This Wild Garlic Buds Pickle is a great way to utilise the wild garlic buds just before they open in to flower, we use these like a garlic version of capers and they work well as a garnish to salads, but my absolute favourite is to chuck them on top of pizza.
Words from Forager Joanna
- Wild garlic flower buds
- Bay leaves
- Mustard seeds
Method for making Wild Garlic Buds Pickle
- Pickling solution:1 cup vinegar, 2 cups water, 2-3 bay leaves, 2 tea spoons of mustard seeds, 1 tea spoon of salt, 3 spoons of sugar (the sweetness is totally up to your taste)✨
- Wash wild garlic buds
- Put them tightly into the sterilised jars
- Pour with the pickling solution
- I pasteurise my pickles, by placing the jars in a big pan. I add some water and simmer them for 12-15 mins. You can probably skip this step by pouring hot solution over the buds.

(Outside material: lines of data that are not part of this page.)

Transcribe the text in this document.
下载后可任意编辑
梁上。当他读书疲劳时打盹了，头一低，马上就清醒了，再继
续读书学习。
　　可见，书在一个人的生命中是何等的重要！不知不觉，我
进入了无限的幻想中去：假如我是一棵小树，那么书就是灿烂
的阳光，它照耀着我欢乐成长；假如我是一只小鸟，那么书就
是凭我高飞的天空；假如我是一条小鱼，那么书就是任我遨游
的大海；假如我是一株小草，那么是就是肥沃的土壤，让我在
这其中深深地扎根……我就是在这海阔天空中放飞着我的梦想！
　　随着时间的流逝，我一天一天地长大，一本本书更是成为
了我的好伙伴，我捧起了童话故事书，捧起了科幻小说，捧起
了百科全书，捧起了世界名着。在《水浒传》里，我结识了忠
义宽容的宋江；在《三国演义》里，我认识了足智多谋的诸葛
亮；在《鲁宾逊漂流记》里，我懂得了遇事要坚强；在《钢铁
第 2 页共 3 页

- Tips or extra notes: They need to be stored for at least 2 weeks before opening
More on Wild Garlic
Reports of toxicity if eating sacks full, but such outcomes no doubt apply to many foods eaten to excess.
Could be confused with
The leaves could potentially be confused with both the poisonous leaves of Lilly of the Valley (Convallaria majalis) and Lords and Ladies (Arum maculatum), although neither of these smell of garlic. The biggest risk is to accidentally gather up Lords and Ladies leaves through being inattentive whilst collecting garlic leaves as these often grow together.
Range and Distribution
Wild garlic is found all over Europe, most of Asia and North America.
It’s typically found in broad-leaved woodland, enjoying a moist verge, preferring but not solely found on acidic soil. It tends to leaf and flower before the broad-leaved trees come into leaf and gives the whole woodland an amazing smell of garlic.
Wild garlic is a bulbous, perennial plant, going into leaf from as early as January. The key identification feature with this plant is that the whole thing absolutely stinks of garlic!
Its leaves are spear-shaped with a pointed tip and can range from 5-15cms in length and 3-6cm wide.
Each plant has one single flower head that sits on top of a solitary stem, shooting up from the centre of the connecting leaves and looks like a white pompom sat on top of a pole. The white flower contains 6 petals ranging from 0.5-1cm in diameter.
The pompom of flowers will turn into a pom pom of seeds, each seed looks like miniature peach with a sold in the middle.
The root resembles that of a small but elongated clove of garlic.
Roots and bulb: best harvested when the plant is not in leaf from June-January. Use the bulb as regular garlic although be aware that it is somewhat fibrous. The roots can be dried and powdered to be used as a seasoning. The bulbs also pickle well.
Stem/leaves (early Spring): salad item, cooked as a vegetable, to flavour oil, as a wrap, for pesto, leaf curd.
Flower bud (Feb/March): tempura (using stem as handle), pickled.
Flower (March/April): salads, as a garnish.
Immature seeds (May/June): salads, garnish, pickled.
Mature seeds (May/June): as a condiment or spice, for sprouting.